Home Health Care Services—Applicant, 78 years old, suffered an industrial injury on 7/23/87, and underwent treatment for injuries to his hip, shoulder, knees, back, and carpal tunnel. He reported 6/10 pain in his shoulders, aggravated by overhead activities, lifting, and pushing, 3/10 pain in the left elbow, 9/10 low back pain that radiated into both hips and down both legs into the feet, 8/10 pain in his knees, and 5/10 bilateral hip pain. The medical records revealed that applicant was sitting in a wheelchair during his most recent physical examination and had difficulty rising. Additionally, applicant ambulated with a slow and labored gait using a cane. Applicant had decreased range of motion in his lumbar spine and knees, a recent history of debilitating pain, instability, and multiple falls. Applicant’s treating physician requested a home health aide to assist applicant four hours per week for six months, totaling 96 visits. The request was denied by UR. The IMR reviewer overturned the UR denial based on the 2022 MTUS guidelines… [LexisNexis Commentary: The IMR reviewer in this case correctly noted that applicant satisfied several of the MTUS criteria for entitlement to home health assistance, i.e., applicant could not leave his home without major assistance given his use of a wheelchair, leaving home was not advisable, and applicant had ADL deficits.
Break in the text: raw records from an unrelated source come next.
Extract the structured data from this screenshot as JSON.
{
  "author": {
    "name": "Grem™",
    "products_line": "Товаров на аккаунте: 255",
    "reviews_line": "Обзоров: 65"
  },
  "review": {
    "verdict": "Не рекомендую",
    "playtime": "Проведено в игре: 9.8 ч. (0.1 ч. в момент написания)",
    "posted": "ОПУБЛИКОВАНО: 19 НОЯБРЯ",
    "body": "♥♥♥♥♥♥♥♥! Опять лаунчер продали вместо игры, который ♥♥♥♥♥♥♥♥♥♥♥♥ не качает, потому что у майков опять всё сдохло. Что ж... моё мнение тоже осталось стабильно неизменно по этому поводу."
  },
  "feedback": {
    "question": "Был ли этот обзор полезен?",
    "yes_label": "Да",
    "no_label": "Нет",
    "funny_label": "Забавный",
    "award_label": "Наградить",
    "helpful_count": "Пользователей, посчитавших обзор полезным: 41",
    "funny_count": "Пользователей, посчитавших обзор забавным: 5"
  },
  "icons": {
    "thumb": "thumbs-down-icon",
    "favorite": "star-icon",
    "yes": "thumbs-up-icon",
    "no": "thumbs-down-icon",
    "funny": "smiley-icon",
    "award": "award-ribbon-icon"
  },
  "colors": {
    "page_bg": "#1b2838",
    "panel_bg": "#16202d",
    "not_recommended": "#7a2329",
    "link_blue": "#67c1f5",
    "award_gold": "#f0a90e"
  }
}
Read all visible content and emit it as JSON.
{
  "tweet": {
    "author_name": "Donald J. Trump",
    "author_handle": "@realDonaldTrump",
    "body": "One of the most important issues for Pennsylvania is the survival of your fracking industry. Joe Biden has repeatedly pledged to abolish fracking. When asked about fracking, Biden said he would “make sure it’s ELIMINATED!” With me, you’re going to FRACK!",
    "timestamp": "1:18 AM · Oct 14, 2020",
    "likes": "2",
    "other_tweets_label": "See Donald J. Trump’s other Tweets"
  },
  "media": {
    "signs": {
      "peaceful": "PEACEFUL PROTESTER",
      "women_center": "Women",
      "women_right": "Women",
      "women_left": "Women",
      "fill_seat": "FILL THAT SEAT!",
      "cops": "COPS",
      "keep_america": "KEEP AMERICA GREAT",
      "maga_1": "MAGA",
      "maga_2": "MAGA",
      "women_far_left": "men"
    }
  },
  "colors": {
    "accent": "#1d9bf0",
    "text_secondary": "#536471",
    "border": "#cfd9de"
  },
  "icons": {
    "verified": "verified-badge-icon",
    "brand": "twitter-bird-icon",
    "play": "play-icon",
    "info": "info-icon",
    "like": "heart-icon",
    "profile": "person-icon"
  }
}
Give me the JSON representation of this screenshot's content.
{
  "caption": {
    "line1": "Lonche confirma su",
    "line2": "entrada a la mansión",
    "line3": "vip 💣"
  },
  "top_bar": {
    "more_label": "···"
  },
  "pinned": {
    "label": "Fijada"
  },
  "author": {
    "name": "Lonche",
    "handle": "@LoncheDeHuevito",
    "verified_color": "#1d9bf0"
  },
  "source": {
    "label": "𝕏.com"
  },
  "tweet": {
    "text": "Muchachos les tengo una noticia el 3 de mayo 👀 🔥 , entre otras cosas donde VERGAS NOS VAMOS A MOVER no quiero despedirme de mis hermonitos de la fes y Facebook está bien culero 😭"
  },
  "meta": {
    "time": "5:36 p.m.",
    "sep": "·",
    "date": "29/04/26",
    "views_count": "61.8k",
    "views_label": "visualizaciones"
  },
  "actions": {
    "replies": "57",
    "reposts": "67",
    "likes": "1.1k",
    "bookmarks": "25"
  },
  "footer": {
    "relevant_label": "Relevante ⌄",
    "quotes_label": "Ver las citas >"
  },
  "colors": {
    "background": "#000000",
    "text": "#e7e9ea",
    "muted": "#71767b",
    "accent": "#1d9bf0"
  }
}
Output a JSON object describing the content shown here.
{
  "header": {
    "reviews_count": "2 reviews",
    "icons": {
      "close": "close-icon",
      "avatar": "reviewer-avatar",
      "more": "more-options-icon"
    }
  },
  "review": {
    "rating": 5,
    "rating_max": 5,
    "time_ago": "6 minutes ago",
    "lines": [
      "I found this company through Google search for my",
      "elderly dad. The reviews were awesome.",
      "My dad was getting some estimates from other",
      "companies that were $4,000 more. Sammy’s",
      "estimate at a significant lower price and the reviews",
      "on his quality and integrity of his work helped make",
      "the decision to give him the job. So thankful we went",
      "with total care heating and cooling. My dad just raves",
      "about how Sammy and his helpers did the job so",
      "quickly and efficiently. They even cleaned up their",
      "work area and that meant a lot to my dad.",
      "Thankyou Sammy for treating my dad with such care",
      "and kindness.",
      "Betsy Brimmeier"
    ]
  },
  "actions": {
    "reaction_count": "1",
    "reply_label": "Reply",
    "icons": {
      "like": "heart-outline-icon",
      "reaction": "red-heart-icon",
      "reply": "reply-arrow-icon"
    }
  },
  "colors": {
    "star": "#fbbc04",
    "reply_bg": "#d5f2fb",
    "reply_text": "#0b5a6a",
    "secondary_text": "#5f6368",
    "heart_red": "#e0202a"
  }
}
In addition to the straightforward application of the MTUS guidelines, the case serves as a cautionary tale as to the potential of an applicant’s increasing, rather than decreasing, medical needs long after sustaining an industrial injury.]

CM23-0035843, Lexis

Nerve Conduction Studies—Carpal Tunnel Syndrome—Applicant, 65 years old, suffered an industrial injury on 3/21/2007, resulting in chronic neck pain. In 2023, she was evaluated for persistent upper extremity pain and paresthesias, with more severe symptoms on the left side than on the right. Applicant had previously undergone an unsuccessful right carpal tunnel release procedure. Both carpal tunnel syndrome and cervical radiculopathy were listed by the treating physician in his treatment notes as differential diagnoses. On 2/9/2023, the physician submitted an RFA for electrodiagnostic testing (EMG/NCS) of applicant’s bilateral upper extremities, noting that he was unable to offer applicant further treatment options without obtaining updated electrodiagnostic testing. UR denied the request, citing the 2017 MTUS chronic pain guidelines. The IMR reviewer overturned the UR denial based on the carpal tunnel syndrome section of... [LexisNexis Commentary: In this case, IMR used the MTUS/ACOEM to correct an erroneous UR noncertification. Because applicant was diagnosed with cervical radiculopathy and had a history of neck pain, an EMG was appropriate under the guidelines to differentiate between cervical radiculopathy and median nerve entrapment for purposes of medical treatment.]